Com ou sem aquecimento global, hoje cerca de 60.000 pessoas por dia no mundo são deslocadas por conta de alterações climáticas, cada vez mais evidentes. Este fato mais o surgimento da engenharia genética, e a crescente liberalidade na abordagem judicial de princípios religiosos antes inquestionáveis, como por exemplo a eutanásia assistida aprovada na Califórnia, impõe um novo relacionamento entre as diversas religiões e seus seguidores. A quebra de tabus ainda existentes, como o uso de preservativos e a pílula, a união afetiva entre gays, e uma nova abordagem mais participativa em relações aos problemas ambientais tornam-se cada vez mais concretos.
Explosão demográfica
Recentemente um exemplo muito elogiado foi dado pelo Papa, ele sugeriu que “as pessoas não precisam procriar como coelho”, o que mostra uma inédita preocupação com a explosão demográfica. Sua Santidade também pediu mais cuidado com o ambiente, o que certamente nos faz lembrar de S. Francisco de Assis. Outro vigoroso exemplo foi dado pelo Dalai Lama, há alguns anos durante uma entrevista, pois ele disse que ficaria envergonhado se algum de seus seguidores usassem peles de animais selvagens em suas vestimentas. Poucos dias depois, em várias cidades do Nepal, da Índia e do Tibete, enormes fogueiras começaram a surgir nas praças; eram pessoas queimando as peles que usavam.

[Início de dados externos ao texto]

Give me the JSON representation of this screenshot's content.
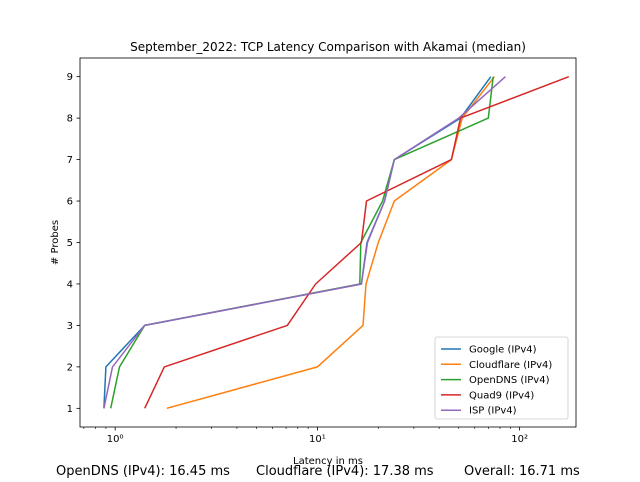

Este notável gesto salvou grandes quantidades de tigres, leopardos-da-neve, raposas e outros animais já raros na região.
Em Governador Valadares, se autoridades de todas as religiões existentes na cidade iniciassem uma campanha pedindo a seus fiéis que separassem o lixo reciclável do comum, economizar água e energia, preservar a fauna e a flora, e outros hábitos sustentáveis, a cidade ficaria muito mais limpa e civilizada. É muito grande, e infelizmente pouco aproveitado, o potencial motivador que as grandes religiões têm sobre seus seguidores.